Wednesday, January 03, 2007
Employer-employee contracts entail a good bit of risk-sharing; one of the risks is the risk of the business not having customers when workers are scheduled. When employers bear that risk, part of the cost is borne by employees in lower wages. Thus, if the flexible schedules are burdensome to employees of WalMart the firm should find it costs more to keep productive workers -- other firms that do not use flexible scheduling will be able to attract your best workers by agreeing to take the risk that those workers will find not enough to do on a slow Thursday night, for example. Paradoxically, something that is harmful to workers will lead to higher wages at WalMart as the workers claw back some of the gains in productivity that the new software produces.
If it does not, it will be because flexible scheduling is not burdensome to WalMart's workers. For the part-timers who work there after school -- teens -- that might be true.

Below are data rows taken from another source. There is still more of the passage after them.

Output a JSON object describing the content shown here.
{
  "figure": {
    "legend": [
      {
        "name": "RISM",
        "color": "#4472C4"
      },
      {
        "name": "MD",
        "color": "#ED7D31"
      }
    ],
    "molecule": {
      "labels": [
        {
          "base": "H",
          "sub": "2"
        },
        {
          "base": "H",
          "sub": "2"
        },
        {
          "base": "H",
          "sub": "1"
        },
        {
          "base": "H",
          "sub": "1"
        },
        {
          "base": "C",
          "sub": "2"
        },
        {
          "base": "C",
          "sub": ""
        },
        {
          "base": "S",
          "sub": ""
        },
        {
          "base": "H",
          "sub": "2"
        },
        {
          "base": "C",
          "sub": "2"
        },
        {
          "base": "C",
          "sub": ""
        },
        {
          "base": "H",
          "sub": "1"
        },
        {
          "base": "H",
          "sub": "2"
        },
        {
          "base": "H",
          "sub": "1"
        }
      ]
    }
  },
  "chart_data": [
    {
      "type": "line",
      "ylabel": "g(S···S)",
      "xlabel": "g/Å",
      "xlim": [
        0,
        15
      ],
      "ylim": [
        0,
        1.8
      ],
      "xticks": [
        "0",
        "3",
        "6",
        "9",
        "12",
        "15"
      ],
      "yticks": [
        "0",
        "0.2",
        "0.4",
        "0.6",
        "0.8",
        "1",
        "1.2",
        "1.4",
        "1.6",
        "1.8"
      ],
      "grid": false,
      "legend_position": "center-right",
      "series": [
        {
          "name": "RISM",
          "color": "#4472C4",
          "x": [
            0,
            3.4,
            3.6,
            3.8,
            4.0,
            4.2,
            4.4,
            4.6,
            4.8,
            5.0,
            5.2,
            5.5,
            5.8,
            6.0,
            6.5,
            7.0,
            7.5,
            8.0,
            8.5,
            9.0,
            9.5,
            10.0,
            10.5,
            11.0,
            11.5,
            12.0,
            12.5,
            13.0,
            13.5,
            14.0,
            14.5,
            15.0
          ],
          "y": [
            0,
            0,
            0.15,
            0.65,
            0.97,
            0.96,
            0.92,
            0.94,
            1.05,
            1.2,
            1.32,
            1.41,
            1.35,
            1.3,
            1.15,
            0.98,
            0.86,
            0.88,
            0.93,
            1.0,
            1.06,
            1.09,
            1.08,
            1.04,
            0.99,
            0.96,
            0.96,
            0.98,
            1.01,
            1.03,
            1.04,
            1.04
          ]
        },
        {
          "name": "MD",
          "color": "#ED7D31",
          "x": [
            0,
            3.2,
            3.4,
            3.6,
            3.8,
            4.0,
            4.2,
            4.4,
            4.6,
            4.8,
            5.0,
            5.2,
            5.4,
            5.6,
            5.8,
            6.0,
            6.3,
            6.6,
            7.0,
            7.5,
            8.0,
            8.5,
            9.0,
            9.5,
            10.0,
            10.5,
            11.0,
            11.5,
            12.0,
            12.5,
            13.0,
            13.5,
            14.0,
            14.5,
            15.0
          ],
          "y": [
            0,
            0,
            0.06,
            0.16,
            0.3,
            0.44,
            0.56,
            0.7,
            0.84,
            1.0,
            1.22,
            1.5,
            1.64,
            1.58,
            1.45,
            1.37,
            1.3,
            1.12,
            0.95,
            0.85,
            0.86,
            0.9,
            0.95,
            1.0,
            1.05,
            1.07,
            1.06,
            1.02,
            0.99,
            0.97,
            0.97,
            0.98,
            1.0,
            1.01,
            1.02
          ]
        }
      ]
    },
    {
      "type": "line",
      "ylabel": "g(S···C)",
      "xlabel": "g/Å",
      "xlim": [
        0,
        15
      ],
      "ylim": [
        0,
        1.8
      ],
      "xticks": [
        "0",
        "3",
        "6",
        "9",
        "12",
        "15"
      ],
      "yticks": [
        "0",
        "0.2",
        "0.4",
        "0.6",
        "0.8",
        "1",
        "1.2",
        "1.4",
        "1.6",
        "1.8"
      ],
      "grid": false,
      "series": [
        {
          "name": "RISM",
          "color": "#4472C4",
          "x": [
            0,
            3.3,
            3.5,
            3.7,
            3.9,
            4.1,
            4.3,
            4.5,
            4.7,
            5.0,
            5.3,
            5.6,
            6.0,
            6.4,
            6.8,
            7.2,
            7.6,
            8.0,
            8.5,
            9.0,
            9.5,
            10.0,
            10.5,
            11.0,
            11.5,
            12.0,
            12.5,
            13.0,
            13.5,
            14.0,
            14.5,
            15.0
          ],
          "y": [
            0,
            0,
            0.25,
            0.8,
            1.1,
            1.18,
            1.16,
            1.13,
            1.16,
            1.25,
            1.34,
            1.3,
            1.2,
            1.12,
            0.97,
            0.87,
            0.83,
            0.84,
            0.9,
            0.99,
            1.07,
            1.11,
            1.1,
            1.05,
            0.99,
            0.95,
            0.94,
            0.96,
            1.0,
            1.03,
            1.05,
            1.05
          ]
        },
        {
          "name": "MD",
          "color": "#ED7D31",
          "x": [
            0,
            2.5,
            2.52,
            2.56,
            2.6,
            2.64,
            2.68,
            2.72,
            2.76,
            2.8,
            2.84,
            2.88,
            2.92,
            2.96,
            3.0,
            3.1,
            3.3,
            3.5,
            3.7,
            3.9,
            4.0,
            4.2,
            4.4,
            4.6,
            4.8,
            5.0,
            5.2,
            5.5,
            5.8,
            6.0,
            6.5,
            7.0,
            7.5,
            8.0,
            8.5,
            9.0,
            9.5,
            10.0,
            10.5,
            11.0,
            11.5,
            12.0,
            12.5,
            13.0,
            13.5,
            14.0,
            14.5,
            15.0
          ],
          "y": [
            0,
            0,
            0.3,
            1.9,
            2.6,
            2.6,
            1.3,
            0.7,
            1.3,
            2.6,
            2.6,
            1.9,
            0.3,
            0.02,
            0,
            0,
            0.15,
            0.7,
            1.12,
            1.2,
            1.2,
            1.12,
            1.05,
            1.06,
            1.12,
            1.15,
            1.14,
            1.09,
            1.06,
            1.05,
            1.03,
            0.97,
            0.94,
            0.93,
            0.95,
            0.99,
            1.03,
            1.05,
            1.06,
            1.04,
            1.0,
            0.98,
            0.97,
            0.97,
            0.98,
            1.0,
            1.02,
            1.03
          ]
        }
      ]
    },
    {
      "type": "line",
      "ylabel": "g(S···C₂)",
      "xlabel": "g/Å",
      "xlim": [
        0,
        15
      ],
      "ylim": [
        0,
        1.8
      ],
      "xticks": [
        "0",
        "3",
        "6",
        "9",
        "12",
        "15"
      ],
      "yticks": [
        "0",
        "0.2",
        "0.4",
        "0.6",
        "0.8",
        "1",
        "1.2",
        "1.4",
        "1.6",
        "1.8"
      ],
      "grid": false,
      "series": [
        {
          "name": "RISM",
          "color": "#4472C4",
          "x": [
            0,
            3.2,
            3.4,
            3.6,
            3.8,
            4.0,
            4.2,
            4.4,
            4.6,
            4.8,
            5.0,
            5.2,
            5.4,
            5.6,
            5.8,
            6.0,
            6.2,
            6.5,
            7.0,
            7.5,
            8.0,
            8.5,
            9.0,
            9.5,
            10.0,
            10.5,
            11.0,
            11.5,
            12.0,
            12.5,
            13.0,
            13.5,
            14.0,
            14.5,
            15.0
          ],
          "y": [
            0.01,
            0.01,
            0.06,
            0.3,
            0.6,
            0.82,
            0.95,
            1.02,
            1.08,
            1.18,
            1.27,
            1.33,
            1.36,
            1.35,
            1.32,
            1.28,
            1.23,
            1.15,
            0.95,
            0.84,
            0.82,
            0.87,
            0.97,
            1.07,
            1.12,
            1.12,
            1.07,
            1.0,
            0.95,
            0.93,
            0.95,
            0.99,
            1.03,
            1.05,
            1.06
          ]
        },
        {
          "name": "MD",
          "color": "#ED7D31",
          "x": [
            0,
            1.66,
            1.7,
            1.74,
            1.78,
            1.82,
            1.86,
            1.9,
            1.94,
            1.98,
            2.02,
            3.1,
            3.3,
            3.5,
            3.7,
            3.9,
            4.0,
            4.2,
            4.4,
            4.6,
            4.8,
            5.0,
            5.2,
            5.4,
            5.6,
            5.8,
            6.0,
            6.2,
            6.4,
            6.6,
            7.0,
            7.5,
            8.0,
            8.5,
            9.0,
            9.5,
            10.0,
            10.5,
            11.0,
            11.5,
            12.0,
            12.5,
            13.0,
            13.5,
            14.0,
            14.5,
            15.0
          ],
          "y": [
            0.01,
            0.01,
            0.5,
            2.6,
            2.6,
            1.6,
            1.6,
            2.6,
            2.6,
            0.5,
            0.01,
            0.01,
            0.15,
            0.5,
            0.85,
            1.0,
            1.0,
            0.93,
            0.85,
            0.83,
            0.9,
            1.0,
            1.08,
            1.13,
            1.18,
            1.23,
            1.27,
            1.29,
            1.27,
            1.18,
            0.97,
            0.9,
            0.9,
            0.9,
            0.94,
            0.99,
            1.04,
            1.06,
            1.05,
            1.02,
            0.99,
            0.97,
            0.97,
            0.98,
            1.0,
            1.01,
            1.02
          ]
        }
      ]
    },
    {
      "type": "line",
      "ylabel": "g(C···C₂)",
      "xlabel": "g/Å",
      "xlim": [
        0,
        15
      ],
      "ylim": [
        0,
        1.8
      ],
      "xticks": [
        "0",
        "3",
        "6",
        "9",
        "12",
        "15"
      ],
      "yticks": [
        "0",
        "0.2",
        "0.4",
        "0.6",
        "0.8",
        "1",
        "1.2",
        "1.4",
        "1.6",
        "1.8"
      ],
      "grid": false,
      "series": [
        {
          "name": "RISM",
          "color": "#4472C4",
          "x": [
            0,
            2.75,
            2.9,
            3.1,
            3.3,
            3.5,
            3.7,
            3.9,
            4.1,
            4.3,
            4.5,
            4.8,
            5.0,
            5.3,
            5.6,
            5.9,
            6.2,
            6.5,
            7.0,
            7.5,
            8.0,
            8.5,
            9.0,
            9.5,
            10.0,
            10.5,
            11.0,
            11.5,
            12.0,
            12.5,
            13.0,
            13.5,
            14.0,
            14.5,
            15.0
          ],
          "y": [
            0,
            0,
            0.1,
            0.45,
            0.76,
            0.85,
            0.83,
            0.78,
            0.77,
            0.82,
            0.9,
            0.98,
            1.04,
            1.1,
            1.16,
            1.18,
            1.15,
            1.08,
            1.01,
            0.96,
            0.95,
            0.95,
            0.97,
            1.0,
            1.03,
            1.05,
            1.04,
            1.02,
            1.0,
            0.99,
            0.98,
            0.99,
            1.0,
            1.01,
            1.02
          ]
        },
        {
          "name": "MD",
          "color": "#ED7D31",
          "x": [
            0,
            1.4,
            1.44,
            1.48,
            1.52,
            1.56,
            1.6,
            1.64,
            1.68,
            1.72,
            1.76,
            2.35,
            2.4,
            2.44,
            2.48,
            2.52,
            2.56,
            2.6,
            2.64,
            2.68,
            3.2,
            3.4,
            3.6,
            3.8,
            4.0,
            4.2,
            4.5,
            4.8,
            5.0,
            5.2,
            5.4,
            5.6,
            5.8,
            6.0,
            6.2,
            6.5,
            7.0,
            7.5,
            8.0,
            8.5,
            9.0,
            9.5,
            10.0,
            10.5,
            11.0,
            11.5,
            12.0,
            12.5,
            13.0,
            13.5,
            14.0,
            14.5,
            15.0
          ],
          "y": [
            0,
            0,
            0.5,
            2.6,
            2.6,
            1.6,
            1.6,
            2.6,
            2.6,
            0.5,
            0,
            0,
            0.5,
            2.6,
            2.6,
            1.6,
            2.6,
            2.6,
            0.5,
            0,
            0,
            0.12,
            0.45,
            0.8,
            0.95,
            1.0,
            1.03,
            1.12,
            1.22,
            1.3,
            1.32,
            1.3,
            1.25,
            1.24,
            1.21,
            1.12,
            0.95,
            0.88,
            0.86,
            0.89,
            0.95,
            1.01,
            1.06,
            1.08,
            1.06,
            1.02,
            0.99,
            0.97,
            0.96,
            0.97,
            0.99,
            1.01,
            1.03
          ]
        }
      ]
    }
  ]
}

In an earlier article while WalMart was still experimenting with the idea, the National Retail Foundation's Daniel Butler is quoted:
Until the late 1970s and 80s, people shopped more on weekdays. Then with more two-income households, people were shopping more at night and on weekends. That changed the demand for full-time workers. Until the mid-90s the full-time, part-time ratio was 60-40. Now its more 40-60.That trend is likely to continue, and as that time might be more variable, the need for this software and the scheduling it does has increased.